The computation we will parallelize is to compute the mean departure delay per airport from some historical flight data. We will do this by using dask.delayed together with pandas. In a future section we will do this same exercise with dask.dataframe.

Prep data

First, run this code to prep some data. You don’t need to understand this code.

This extracts some historical flight data for flights out of NYC between 1990 and 2000. The data is taken from here. This should only take a few seconds to run.

Inspect data

Data are in the file data/nycflights.tar.gz. You can extract them with the command

tar zxvf nycflights.tar.gz

According to your operating system, double click on the file could do the job.

extract_data('data/nycflights.tar.gz','data')

Read one file with `pandas.read_csv` and compute mean departure delay

import pandas as pd
df = pd.read_csv(os.path.join("data", "nycflights",'1990.csv'))
df.head()

# What is the schema?
df.dtypes

# What originating airports are in the data?
df.Origin.unique()

# Mean departure delay per-airport for one year
df.groupby('Origin').DepDelay.mean()

Sequential code: Mean Departure Delay Per Airport

The above cell computes the mean departure delay per-airport for one year. Here we expand that to all years using a sequential for loop.

from glob import glob
filenames = sorted(glob(os.path.join('data', "nycflights", '*.csv')))
filenames

%%time

sums = []
counts = []
for fn in filenames:
    # Read in file
    df = pd.read_csv(fn)
    
    # Groupby origin airport
    by_origin = df.groupby('Origin')
    
    # Sum of all departure delays by origin
    total = by_origin.DepDelay.sum()
    
    # Number of flights by origin
    count = by_origin.DepDelay.count()
    
    # Save the intermediates
    sums.append(total)
    counts.append(count)

# Combine intermediates to get total mean-delay-per-origin
total_delays = sum(sums)
n_flights = sum(counts)
mean = total_delays / n_flights

mean

Exercise : Parallelize the code above

Use dask.delayed to parallelize the code above.

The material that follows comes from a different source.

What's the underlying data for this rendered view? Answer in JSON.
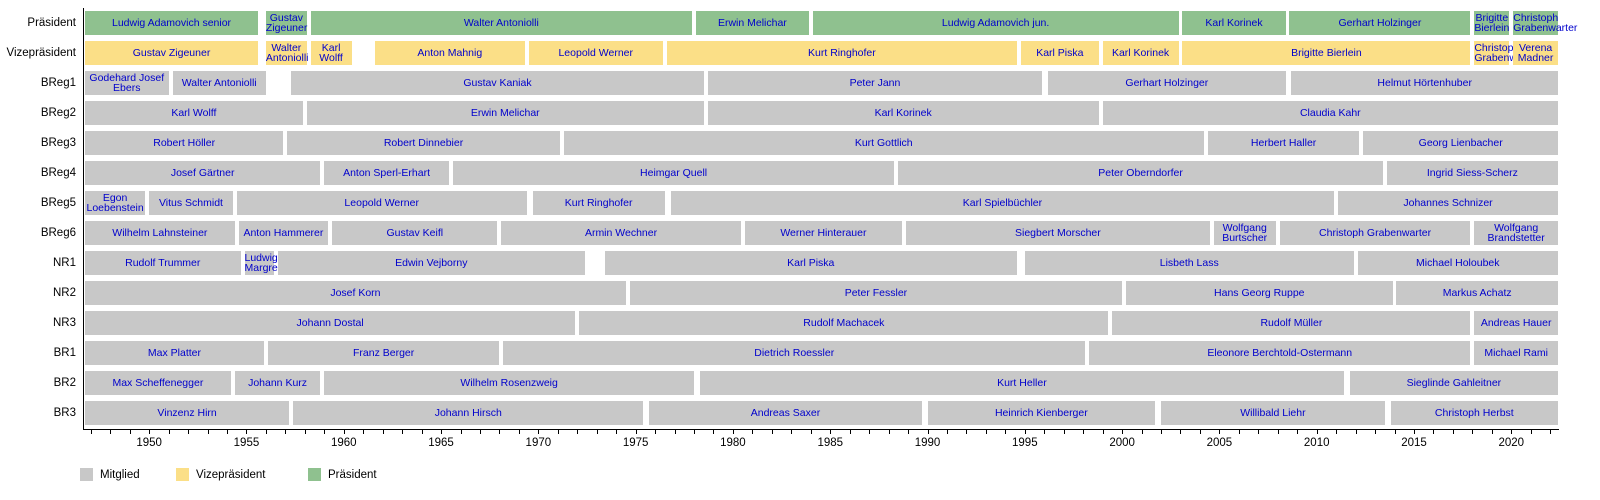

Some extra things you will need to know.

Methods and attribute access on delayed objects work automatically, so if you have a delayed object you can perform normal arithmetic, slicing, and method calls on it and it will produce the correct delayed calls.
```
x = delayed(np.arange)(10)
y = (x + 1)[::2].sum()  # everything here was delayed
```
Calling the .compute() method works well when you have a single output. When you have multiple outputs you might want to use the dask.compute function:
```
>>> x = delayed(np.arange)(10)
>>> y = x ** 2
>>> min, max = compute(y.min(), y.max())
(0, 81)
```
This way Dask can share the intermediate values (like y = x**2)

So your goal is to parallelize the code above (which has been copied below) using dask.delayed. You may also want to visualize a bit of the computation to see if you’re doing it correctly.